When I build a cluster with this main.tf on JUSUF

terraform {
  required_version = ">= 0.14.2"
}

module "openstack" {
  source         = "./openstack"
  config_git_url = "https://github.com/ComputeCanada/puppet-magic_castle.git"
  config_version = "11.2"

  cluster_name = "jusuf"
  domain       = "domain.de"
  image        = "CentOS-8-GenericCloud-8.2.2004-20200611.2.x86_64"

  instances = {
    mgmt  = { type = "gpp.m", tags = ["puppet", "mgmt", "nfs"], count = 1 }
    jsfl  = { type = "gpp.l", tags = ["login", "public", "proxy"], count = 1 }
    jsfg  = { type = "gpu.l", tags = ["node"], count = 1 }
    jsfc  = { type = "gpp.l", tags = ["node"], count = 1 }
  }

  volumes = {
    nfs = {
      home     = { size = 100 }
      project  = { size = 50 }
      scratch  = { size = 50 }
    }
  }

  generate_ssh_key = true

  public_keys = [file("~/.ssh/id_rsa.pub")]

  nb_users     = 0
  # Shared password, randomly chosen if blank
  guest_passwd = ""

  # OpenStack specific
  os_floating_ips = { jsfl1 = "xxx.xxx.xxx.xxx"}

}

output "accounts" {
  value = module.openstack.accounts
}

output "public_ip" {
  value = module.openstack.public_ip
}

building slurm-slurmd fails on the GPU node with:

Okt 06 05:29:02 jsfg1.int.jusuf.domain.de puppet-agent[1011]: (/Stage[main]/Profile::Slurm::Node/Package[slurm-slurmd]/ensure) change from 'purged' to 'present' failed: Execution of '/usr/bin/dnf -d 0 -e 1 -y install slurm-slurmd' returned 1: Error:
Okt 06 05:29:02 jsfg1.int.jusuf.domain.de puppet-agent[1011]: (/Stage[main]/Profile::Slurm::Node/Package[slurm-slurmd]/ensure)  Problem: cannot install the best candidate for the job
Okt 06 05:29:02 jsfg1.int.jusuf.domain.de puppet-agent[1011]: (/Stage[main]/Profile::Slurm::Node/Package[slurm-slurmd]/ensure)   - nothing provides libhwloc.so.5()(64bit) needed by slurm-slurmd-20.11.7-1.el8.x86_64

To build libhwloc.so.5 I had to used

sudo yum install http://mirror.centos.org/centos/8-stream/BaseOS/x86_64/os/Packages/compat-hwloc1-2.2.0-3.el8.x86_64.rpm

because the hwloc for the OS repo was too new. On the CPU node building slurm-slurmd worked directly.

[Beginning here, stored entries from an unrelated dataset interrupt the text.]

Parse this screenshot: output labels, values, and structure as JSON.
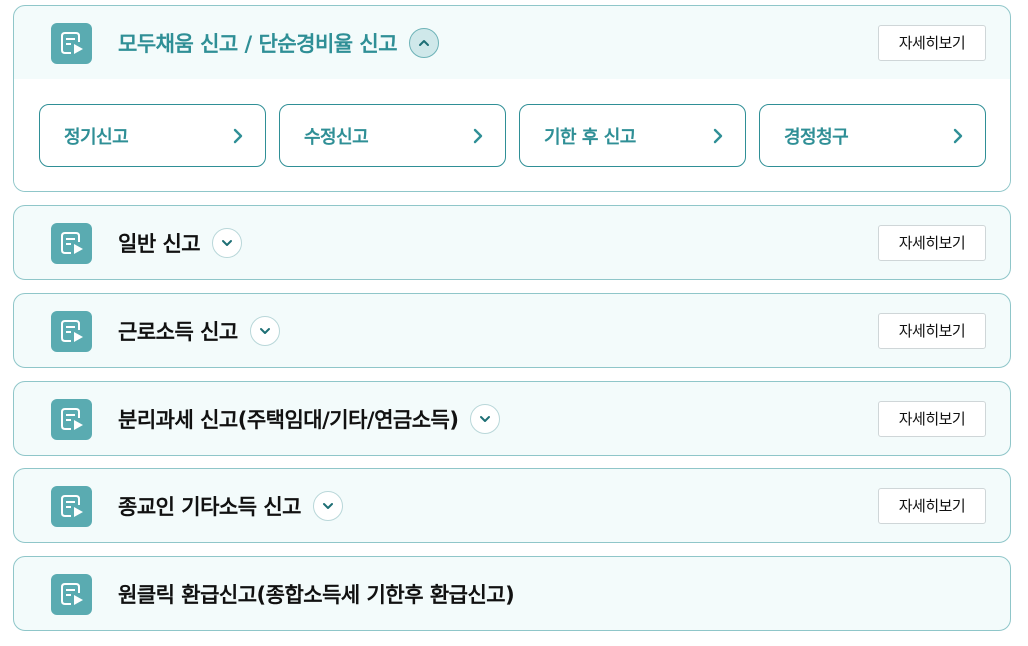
{
  "accent_color": "#2f8f96",
  "icon_bg_color": "#5aabb1",
  "detail_label": "자세히보기",
  "sections": [
    {
      "title": "모두채움 신고 / 단순경비율 신고",
      "expanded": true,
      "toggle_icon": "chevron-up-icon",
      "has_detail": true,
      "sub_items": [
        {
          "label": "정기신고"
        },
        {
          "label": "수정신고"
        },
        {
          "label": "기한 후 신고"
        },
        {
          "label": "경정청구"
        }
      ]
    },
    {
      "title": "일반 신고",
      "expanded": false,
      "toggle_icon": "chevron-down-icon",
      "has_detail": true
    },
    {
      "title": "근로소득 신고",
      "expanded": false,
      "toggle_icon": "chevron-down-icon",
      "has_detail": true
    },
    {
      "title": "분리과세 신고(주택임대/기타/연금소득)",
      "expanded": false,
      "toggle_icon": "chevron-down-icon",
      "has_detail": true
    },
    {
      "title": "종교인 기타소득 신고",
      "expanded": false,
      "toggle_icon": "chevron-down-icon",
      "has_detail": true
    },
    {
      "title": "원클릭 환급신고(종합소득세 기한후 환급신고)",
      "expanded": false,
      "has_detail": false
    }
  ]
}
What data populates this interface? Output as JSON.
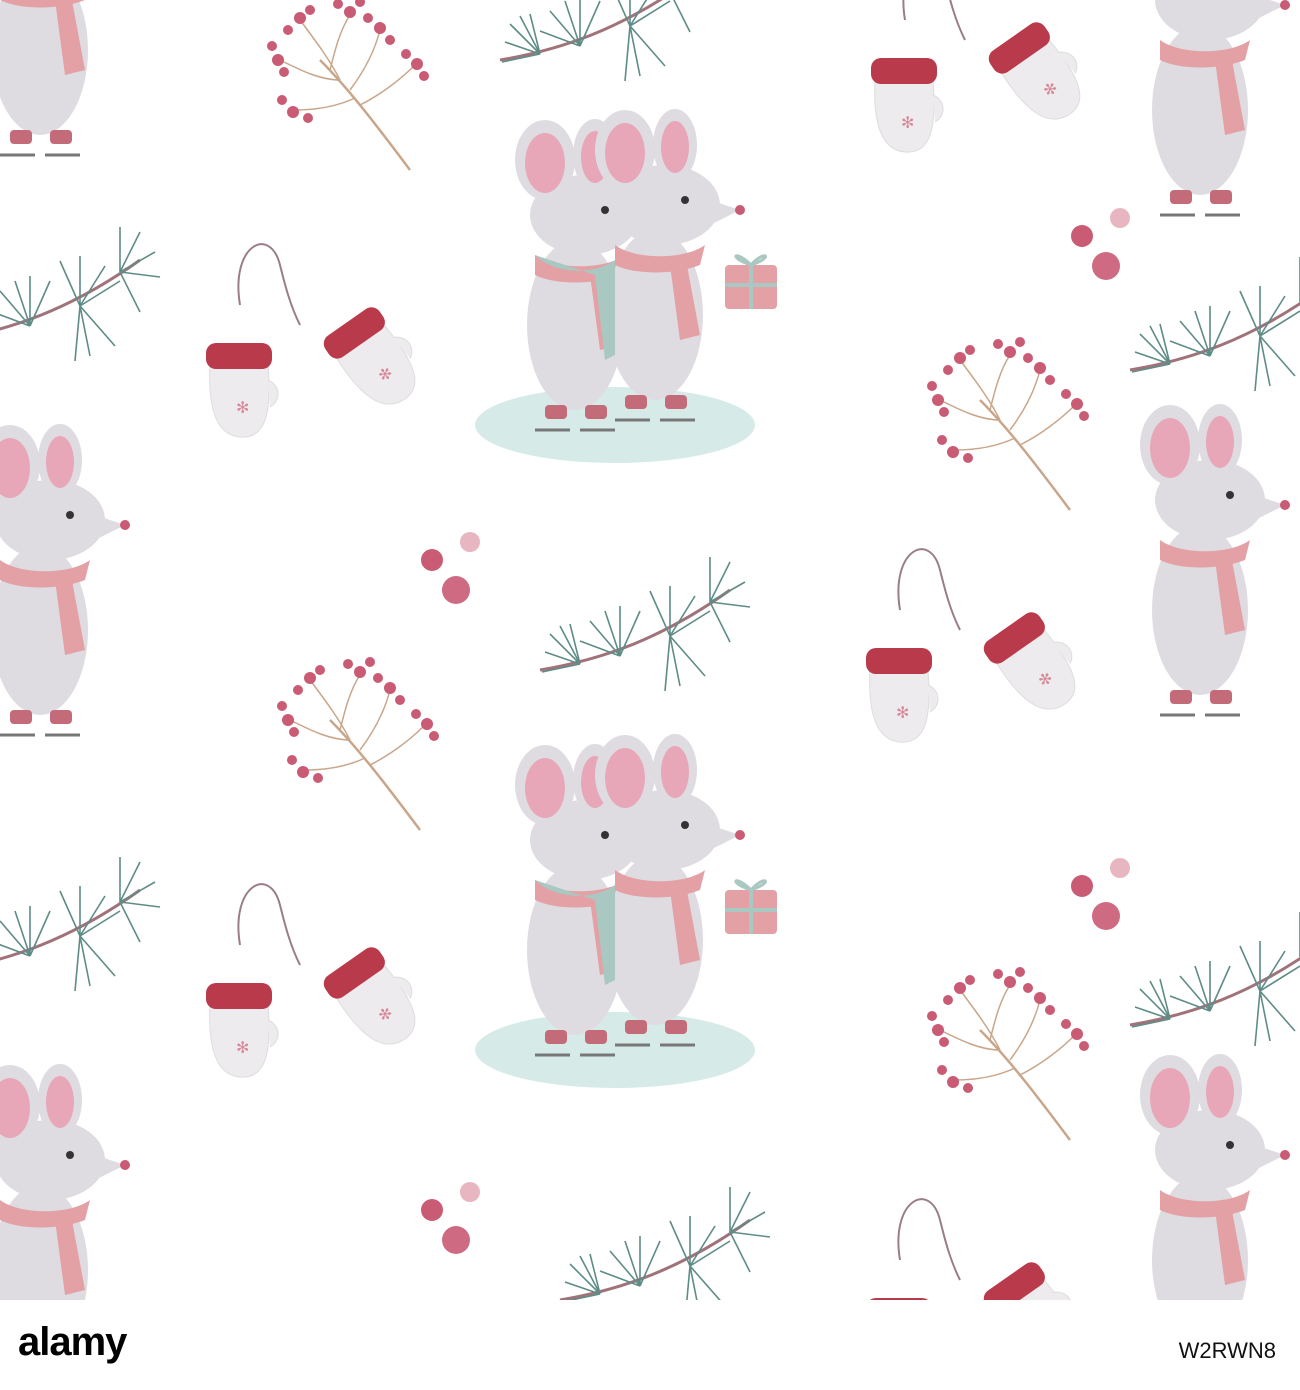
{
  "image": {
    "description_colors": {
      "background": "#ffffff",
      "mouse_fur": "#d9d7db",
      "ear_inner": "#e7a7b8",
      "pink_scarf": "#e3a0a5",
      "teal_scarf": "#a9c8c2",
      "ice": "#d6ebe8",
      "berry": "#c95b74",
      "mitten_cuff": "#b93a4a",
      "pine": "#5e8c86",
      "twig": "#c9a68a"
    }
  },
  "footer": {
    "logo": "alamy",
    "stock_id": "W2RWN8"
  }
}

I also tested v11.4 and v11.5, but I got a different error. That is why I am using v11.2 at the moment.

cmd-ntrf commented 3 years ago

Magic Castle Slurm RPMs are built with COPR: https://copr.fedorainfracloud.org/coprs/cmdntrf/ slurm-slurmd-20.11.7-1.el8.x86_64 was built 4 months ago with hwloc-devel 1.11.9-3.el8. Unfortunately, CentOS 8 has since replaced hwloc and hwloc-devel with version 2.2.0-1.el8, hence the error you obtained.

I have trigger a rebuilt of slurm-slurmd RPM for CentOS 8 to build it against hwloc 2.2.0 instead. This should fix the issue.